Comme Yann Queffélec, autre fils de l'Atlantique, John Irving a pris le parti de faire de l'océan un personnage à part entière, dont l'omniprésence iodée, marine et chargée d'embruns ponctue chacune de ses pages.

Un climat glacial peu propice à la baignade, hormis quinze jours dans l'année, les paysages gris bleus d’une côte d'Opale américaine, la description d’habitants policés, cultivés, raffinés, tout doit logiquement nous attirer dans le Maine en espérant qu'un jour, de la haute mer, surgira le bateau blanc de Mr Arbuthnot (pour se procurer cette dernière vision, lire avec la même urgence L’Hôtel New-Hampshire, du même auteur).

Les limericks

On trouve dans ce roman des limericks, que nous définirons d'après les notes fournies par l'auteur, comme «(des poèmes) en cinq vers, toujours comique(s) et absurde(s), aux rimes aabba, dont l'origine se rattache vaguement à la ville de Limerick en Irlande». Wikipédia nous apprend que certains sont grivois, irrévérencieux ou irréligieux.

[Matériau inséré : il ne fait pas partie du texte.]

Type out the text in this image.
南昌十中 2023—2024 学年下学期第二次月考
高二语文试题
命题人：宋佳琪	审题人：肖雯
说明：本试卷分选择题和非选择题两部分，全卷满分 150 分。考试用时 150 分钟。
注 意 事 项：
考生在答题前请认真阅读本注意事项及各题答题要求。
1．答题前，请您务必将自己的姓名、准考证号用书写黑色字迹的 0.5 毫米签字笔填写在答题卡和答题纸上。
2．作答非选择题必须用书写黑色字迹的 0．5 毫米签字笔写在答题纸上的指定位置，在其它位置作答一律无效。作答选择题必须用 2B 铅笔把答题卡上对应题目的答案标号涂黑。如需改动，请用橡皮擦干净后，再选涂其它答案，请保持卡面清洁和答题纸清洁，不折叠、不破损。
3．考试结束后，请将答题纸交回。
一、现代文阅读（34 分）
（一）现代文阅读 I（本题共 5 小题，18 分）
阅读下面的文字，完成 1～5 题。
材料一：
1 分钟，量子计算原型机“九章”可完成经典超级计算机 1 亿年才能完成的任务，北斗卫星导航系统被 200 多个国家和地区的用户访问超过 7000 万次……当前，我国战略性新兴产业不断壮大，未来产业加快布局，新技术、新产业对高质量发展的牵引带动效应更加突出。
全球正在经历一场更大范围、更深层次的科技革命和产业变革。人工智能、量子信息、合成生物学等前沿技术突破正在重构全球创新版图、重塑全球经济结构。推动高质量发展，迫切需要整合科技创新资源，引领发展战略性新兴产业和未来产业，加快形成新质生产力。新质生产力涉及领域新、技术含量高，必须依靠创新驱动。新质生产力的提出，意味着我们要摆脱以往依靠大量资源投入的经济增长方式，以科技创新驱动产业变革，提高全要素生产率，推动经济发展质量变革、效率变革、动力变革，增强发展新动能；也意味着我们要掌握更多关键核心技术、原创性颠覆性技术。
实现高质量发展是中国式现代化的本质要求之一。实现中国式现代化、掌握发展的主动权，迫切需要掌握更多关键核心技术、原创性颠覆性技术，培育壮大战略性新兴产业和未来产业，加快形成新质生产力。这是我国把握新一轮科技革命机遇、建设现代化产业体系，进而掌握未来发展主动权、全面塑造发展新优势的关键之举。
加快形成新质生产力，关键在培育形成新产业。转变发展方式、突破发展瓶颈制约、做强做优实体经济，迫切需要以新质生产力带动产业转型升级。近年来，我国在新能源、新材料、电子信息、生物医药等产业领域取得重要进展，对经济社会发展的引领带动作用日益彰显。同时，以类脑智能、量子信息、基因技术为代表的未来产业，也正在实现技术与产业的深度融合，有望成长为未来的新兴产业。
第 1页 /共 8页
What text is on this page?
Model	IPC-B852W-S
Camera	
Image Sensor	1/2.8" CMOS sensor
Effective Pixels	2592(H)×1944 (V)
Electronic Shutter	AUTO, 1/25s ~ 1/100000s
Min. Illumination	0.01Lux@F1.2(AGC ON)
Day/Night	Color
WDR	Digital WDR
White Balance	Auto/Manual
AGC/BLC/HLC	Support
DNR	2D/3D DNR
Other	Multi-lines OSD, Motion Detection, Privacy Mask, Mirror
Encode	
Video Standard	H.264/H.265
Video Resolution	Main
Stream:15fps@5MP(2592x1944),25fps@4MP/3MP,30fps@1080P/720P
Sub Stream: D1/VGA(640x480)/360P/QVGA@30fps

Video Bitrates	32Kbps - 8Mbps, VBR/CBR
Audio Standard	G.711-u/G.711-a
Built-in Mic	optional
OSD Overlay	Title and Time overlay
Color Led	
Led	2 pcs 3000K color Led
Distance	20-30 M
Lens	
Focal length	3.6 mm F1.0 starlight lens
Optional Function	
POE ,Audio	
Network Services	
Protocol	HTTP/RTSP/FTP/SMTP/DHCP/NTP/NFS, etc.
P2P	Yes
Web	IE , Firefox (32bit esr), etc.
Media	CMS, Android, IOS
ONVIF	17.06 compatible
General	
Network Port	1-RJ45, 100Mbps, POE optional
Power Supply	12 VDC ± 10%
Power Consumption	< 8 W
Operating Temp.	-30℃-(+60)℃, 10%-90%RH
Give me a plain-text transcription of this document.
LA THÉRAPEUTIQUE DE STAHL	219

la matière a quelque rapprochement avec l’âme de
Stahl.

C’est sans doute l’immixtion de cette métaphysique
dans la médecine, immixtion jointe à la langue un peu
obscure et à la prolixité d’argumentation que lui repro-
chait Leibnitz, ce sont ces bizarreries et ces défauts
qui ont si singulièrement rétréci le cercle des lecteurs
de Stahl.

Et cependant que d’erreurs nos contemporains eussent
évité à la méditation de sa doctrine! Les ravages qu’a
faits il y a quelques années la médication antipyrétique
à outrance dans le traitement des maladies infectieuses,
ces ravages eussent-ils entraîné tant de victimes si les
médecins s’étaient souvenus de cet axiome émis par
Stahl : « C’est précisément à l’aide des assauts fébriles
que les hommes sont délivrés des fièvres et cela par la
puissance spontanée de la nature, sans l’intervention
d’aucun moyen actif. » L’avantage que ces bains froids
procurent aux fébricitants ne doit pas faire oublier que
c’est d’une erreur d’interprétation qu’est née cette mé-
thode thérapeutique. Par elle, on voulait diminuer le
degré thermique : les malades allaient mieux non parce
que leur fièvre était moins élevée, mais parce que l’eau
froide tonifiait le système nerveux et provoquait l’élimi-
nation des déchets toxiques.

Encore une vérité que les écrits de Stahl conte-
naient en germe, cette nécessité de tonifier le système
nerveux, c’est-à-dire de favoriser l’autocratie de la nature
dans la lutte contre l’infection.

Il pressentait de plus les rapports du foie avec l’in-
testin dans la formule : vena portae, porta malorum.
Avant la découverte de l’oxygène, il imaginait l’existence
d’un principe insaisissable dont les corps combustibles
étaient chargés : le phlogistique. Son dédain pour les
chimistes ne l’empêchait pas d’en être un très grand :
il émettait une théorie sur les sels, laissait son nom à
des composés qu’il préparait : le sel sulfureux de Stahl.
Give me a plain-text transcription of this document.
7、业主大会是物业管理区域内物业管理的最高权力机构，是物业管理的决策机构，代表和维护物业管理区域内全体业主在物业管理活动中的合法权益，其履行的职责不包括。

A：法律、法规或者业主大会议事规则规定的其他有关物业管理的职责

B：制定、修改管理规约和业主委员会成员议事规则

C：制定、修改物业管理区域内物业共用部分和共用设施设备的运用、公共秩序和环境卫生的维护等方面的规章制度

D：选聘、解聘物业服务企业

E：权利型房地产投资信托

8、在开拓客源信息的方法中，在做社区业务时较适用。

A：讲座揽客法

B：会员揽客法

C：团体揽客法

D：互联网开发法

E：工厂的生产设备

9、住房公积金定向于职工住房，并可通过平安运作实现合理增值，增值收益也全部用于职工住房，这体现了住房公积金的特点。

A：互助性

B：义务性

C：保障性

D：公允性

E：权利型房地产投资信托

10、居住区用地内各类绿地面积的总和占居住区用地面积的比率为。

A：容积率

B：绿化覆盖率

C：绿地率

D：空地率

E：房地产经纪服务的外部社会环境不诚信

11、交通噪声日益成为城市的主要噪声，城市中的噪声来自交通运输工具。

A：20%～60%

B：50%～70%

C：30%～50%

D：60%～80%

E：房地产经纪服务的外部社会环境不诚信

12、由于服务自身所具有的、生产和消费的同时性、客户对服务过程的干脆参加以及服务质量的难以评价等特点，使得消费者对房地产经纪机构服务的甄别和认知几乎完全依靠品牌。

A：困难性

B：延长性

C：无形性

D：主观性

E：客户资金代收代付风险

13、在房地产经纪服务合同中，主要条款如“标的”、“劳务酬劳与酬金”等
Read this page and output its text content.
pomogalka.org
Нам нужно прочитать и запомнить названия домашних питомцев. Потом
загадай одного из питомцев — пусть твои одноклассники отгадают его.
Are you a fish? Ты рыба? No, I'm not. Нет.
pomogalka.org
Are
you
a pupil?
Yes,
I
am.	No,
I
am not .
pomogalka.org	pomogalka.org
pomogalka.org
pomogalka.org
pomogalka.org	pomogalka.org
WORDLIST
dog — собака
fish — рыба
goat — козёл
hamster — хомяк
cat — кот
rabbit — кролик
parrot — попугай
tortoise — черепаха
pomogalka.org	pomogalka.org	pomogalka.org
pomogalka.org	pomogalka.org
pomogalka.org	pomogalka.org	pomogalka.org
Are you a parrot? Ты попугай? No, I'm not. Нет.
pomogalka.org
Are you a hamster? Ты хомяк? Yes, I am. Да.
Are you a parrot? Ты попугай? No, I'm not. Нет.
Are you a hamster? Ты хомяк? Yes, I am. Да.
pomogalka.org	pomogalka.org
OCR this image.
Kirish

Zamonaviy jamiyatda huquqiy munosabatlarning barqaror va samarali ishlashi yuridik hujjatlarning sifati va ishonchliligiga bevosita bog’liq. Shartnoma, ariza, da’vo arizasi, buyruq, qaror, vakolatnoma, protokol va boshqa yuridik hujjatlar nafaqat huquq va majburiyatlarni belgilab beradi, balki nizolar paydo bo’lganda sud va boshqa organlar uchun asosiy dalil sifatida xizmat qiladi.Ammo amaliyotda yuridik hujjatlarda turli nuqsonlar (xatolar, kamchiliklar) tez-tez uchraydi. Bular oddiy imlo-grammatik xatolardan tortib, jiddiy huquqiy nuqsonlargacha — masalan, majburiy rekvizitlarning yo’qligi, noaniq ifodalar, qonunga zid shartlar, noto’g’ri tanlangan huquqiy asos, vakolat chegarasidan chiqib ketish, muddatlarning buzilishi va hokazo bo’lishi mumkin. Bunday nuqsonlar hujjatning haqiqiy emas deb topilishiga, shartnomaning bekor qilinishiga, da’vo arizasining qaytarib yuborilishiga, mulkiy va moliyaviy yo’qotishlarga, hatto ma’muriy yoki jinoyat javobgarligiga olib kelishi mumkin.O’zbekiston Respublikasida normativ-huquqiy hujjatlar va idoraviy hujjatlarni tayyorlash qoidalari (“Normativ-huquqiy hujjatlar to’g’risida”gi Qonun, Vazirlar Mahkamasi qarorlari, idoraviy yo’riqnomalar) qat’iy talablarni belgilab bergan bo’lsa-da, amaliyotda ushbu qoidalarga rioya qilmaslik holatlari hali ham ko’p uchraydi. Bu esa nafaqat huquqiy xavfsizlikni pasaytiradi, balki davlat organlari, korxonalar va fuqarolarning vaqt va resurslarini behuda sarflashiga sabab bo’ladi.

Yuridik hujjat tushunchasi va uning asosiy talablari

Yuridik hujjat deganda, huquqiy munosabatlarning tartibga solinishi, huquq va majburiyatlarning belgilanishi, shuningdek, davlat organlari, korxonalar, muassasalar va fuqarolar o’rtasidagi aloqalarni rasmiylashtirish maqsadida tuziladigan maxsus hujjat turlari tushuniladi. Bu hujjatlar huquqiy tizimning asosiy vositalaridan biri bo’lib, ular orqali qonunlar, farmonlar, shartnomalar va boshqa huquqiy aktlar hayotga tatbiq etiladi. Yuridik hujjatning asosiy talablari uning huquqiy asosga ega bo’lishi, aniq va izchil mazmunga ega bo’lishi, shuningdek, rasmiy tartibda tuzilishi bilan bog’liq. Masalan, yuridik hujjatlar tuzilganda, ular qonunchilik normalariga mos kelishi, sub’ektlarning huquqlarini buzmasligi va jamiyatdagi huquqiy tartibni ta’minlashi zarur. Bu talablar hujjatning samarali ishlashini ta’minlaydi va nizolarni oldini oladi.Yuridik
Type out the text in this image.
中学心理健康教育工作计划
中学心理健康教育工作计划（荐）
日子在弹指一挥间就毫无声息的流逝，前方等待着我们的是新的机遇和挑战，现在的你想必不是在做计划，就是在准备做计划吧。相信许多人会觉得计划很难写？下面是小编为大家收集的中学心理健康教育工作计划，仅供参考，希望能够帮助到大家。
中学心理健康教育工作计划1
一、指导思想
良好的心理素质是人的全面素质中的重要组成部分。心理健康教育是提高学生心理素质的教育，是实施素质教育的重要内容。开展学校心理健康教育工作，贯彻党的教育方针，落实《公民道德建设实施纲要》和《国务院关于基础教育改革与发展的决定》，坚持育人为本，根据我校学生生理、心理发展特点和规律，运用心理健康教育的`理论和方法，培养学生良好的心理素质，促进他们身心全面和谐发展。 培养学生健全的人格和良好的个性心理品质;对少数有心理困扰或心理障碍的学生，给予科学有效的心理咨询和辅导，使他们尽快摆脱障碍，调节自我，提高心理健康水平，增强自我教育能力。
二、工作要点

On peut établir un cousinage inter-générationnel entre cette forme poétique et les lais du Moyen-Age, dont certains, aux histoires scabreuses, peuvent apparaître comme les plagiats par anticipation (selon François Le Lionnais, "Frésident-Pondateur" de l'OuLiPo) des limericks grivois. Ainsi du Lai de la femme maigre qui décrit l'intérieur d'une femme si frêle que la lumière de la bougie, posée près du lit, passe à travers sa peau diaphane et transforme la promenade d'un vit (sans doute pourvu d’un œil) dans son sexe éclairé de rose, en visite d’une cathédrale gothique aux vitraux célestes. Un «pendant» de cette vision se trouve dans le limerick de la femme au vagin tellement vaste qu'il bénéficie d'une acoustique exceptionnelle, au point que l'homme s'y entend éjaculer.

Ne résistons donc pas au plaisir de citer, parmi ceux commentés par Irving, celui-ci :

There was a young man of Bombay
Who fashioned a cunt out of clay
But the heat of his prick
Turned it into a brick
And chaled all his foreskin away

Il était un gars de Bombay
D'argile il fit un con parfait
Mais à la chaleur de sa trique
Le bel objet cuisit en brique
Et son prépuce en fut râpé !

Voilà une belle histoire d’amour à méditer.